•Alya•
Aku tidak tau sekarang tanggal berapa dan hari apa, yang aku tau adalah aku hanya berdiam diri di dalam kamar sembari menunggu sesuatu datang dari Dicky. Beberapa waktu lalu Kak Uci melahirkan bayi laki-laki yang lucu dan sehat membuatku sedikit merasa senang meskipun masih ada kesedihan di dalam diriku.
Sejak kejadian di rumah sakit, aku lebih banyak diam dan menghabiskan waktu di dalam kamar. Urusan toko roti dan toko bunga pun masih ku berikan pada Ayu karena aku merasa masih belum mampu untu kembali bertemu dengan dunia luar.
Beberapa kali Ibu selalu datang ke kamar untuk melihat kondisiku, sesekali memberiku makanan ringan kesukaanku dan mengatakan kalau semua akan baik-baik saja. Ayah sendiri lebih banyak diam sama seperti sebelumnya, saat bertemu denganku pun aku lebih memilih untuk menghindar karena setiap kali aku melihat Ayah, kejadian saat beliau memukul Dicky kembali masuk ke dalam ingatanku.
Aku terlalu takut dengan sosok Ayah yang sekarang. Kemarin malam aku mendengar pecakapan antara Ayah dan Kak Uci di ruang kerja Ayah, mereka sedang membahas tentang perjodohan antara diriku dan anak teman Ayah. Aku tidak tau apakah aku salah dengar atau memang hal itu akan benar-benar terjadi padaku.
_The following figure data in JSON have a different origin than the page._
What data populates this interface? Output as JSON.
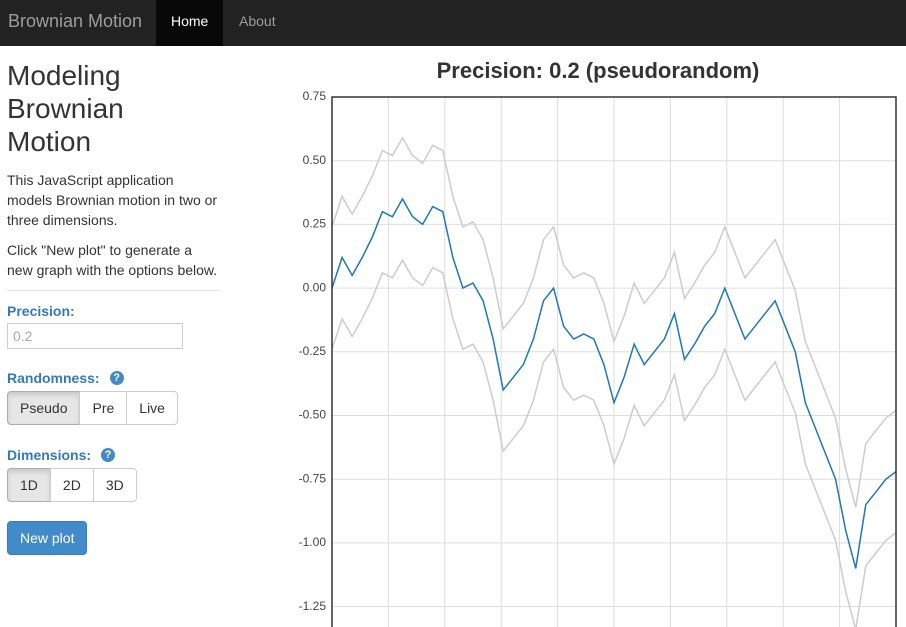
{
  "navbar": {
    "brand": "Brownian Motion",
    "items": [
      "Home",
      "About"
    ]
  },
  "sidebar": {
    "heading": "Modeling Brownian Motion",
    "paragraphs": [
      "This JavaScript application models Brownian motion in two or three dimensions.",
      "Click \"New plot\" to generate a new graph with the options below."
    ],
    "precision": {
      "label": "Precision:",
      "placeholder": "0.2"
    },
    "randomness": {
      "label": "Randomness:",
      "help": "?",
      "options": [
        "Pseudo",
        "Pre",
        "Live"
      ]
    },
    "dimensions": {
      "label": "Dimensions:",
      "help": "?",
      "options": [
        "1D",
        "2D",
        "3D"
      ]
    },
    "button": "New plot"
  },
  "chart_data": {
    "type": "line",
    "title": "Precision: 0.2 (pseudorandom)",
    "ylim": [
      -1.33,
      0.75
    ],
    "yticks": [
      0.75,
      {
        "value": 0.5,
        "label": "0.50"
      },
      0.25,
      {
        "value": 0,
        "label": "0.00"
      },
      -0.25,
      {
        "value": -0.5,
        "label": "-0.50"
      },
      -0.75,
      {
        "value": -1,
        "label": "-1.00"
      },
      -1.25
    ],
    "grid": true,
    "series": [
      {
        "color": "#cccccc",
        "values": [
          0.24,
          0.36,
          0.29,
          0.36,
          0.44,
          0.54,
          0.52,
          0.59,
          0.52,
          0.49,
          0.56,
          0.54,
          0.36,
          0.24,
          0.26,
          0.19,
          0.04,
          -0.16,
          -0.11,
          -0.06,
          0.04,
          0.19,
          0.24,
          0.09,
          0.04,
          0.06,
          0.04,
          -0.06,
          -0.21,
          -0.11,
          0.02,
          -0.06,
          -0.01,
          0.04,
          0.14,
          -0.04,
          0.02,
          0.09,
          0.14,
          0.24,
          0.14,
          0.04,
          0.09,
          0.14,
          0.19,
          0.09,
          -0.01,
          -0.21,
          -0.31,
          -0.41,
          -0.51,
          -0.71,
          -0.86,
          -0.61,
          -0.56,
          -0.51,
          -0.48
        ]
      },
      {
        "color": "#cccccc",
        "values": [
          -0.24,
          -0.12,
          -0.19,
          -0.12,
          -0.04,
          0.06,
          0.04,
          0.11,
          0.04,
          0.01,
          0.08,
          0.06,
          -0.12,
          -0.24,
          -0.22,
          -0.29,
          -0.44,
          -0.64,
          -0.59,
          -0.54,
          -0.44,
          -0.29,
          -0.24,
          -0.39,
          -0.44,
          -0.42,
          -0.44,
          -0.54,
          -0.69,
          -0.59,
          -0.46,
          -0.54,
          -0.49,
          -0.44,
          -0.34,
          -0.52,
          -0.46,
          -0.39,
          -0.34,
          -0.24,
          -0.34,
          -0.44,
          -0.39,
          -0.34,
          -0.29,
          -0.39,
          -0.49,
          -0.69,
          -0.79,
          -0.89,
          -0.99,
          -1.19,
          -1.34,
          -1.09,
          -1.04,
          -0.99,
          -0.96
        ]
      },
      {
        "color": "#1f77b4",
        "values": [
          0.0,
          0.12,
          0.05,
          0.12,
          0.2,
          0.3,
          0.28,
          0.35,
          0.28,
          0.25,
          0.32,
          0.3,
          0.12,
          0.0,
          0.02,
          -0.05,
          -0.2,
          -0.4,
          -0.35,
          -0.3,
          -0.2,
          -0.05,
          0.0,
          -0.15,
          -0.2,
          -0.18,
          -0.2,
          -0.3,
          -0.45,
          -0.35,
          -0.22,
          -0.3,
          -0.25,
          -0.2,
          -0.1,
          -0.28,
          -0.22,
          -0.15,
          -0.1,
          0.0,
          -0.1,
          -0.2,
          -0.15,
          -0.1,
          -0.05,
          -0.15,
          -0.25,
          -0.45,
          -0.55,
          -0.65,
          -0.75,
          -0.95,
          -1.1,
          -0.85,
          -0.8,
          -0.75,
          -0.72
        ]
      }
    ]
  }
}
Kali ini aku tidak bisa berbuat banyak karena aku sudah berjanji dengan Ayah, yang bisa aku lakukan hanya menulis di buku harian sekaligus beberapa surat yang ingin sekali aku kirimkan untuk Dicky.
Membahas tentang Dicky, aku sama sekali tidak mendengar kabarnya. Bahkan Kak Uci pun tidak tau dimana dia tinggal setelah keluar dari rumah sakit. Suatu hari Ibu pernah datang ke kamarku dan mengatakan kalau Dicky baik-baik saja dan badannya sudah lebih baik dari sebelumnya. Aku tidak tau darimana Ibu mengetahuinya, tapi mendengar ucapan Ibu membuatku sedikit merasa lega karena dia baik-baik saja.
“Alya.” Aku menoleh dan melihat sosok Ayu berdiri di ambang pintu dengan bunga di tangan kanannya.
“Kau mencuri bunga di tokoku lagi?” Tanyaku berusaha menampilkan senyum terbaikku padanya.
“Jaga bicaramu, meskipun sekarang aku yang menjalankan usahamu, tapi aku tetap membeli apa yang ku inginkan. Lagipula meskipun aku tidak di gaji sekalipun, aku masih bisa mendapatkan uang dari An.”
“Ish, tenang saja aku tetap akan menggajimu sesuai dengan kinerjamu selama ini. Terima kasih sudah menjaga dua tokoku.”
“Tidak masalah, aku juga senang bisa membantu sahabatku.”
Aku tersenyum membalas ucapannya.
“Bagaimana kabarmu?” Tanya Ayu tiba-tiba membuatku berhenti tersenyum.
“Tentu saja baik. Apa kau tidak bisa melihatnya?”
Ayu memelukku sembari mengelus kepalaku lembut. “Maaf aku tidak bisa banyak membantu, kalau kau butuh apa-apa aku siap untuk membantumu.”
“Kalau begitu, bisakah kau mengirimkan surat-surat ini pada Dicky? Aku tidak tau dimana dia sekarang, tapi bisa tolong kirimkan ini saat kau sudah menemukan keberadaannya?” Pintaku membuat Ayu sedikit terkejut melihat banyak sekali surat yang aku berikan padanya.
“Tenang saja, aku akan berusaha untuk mencari keberadaannya, tapi aku tidak bisa janji benar-benar bisa menemukannya. Aku akan berusaha.”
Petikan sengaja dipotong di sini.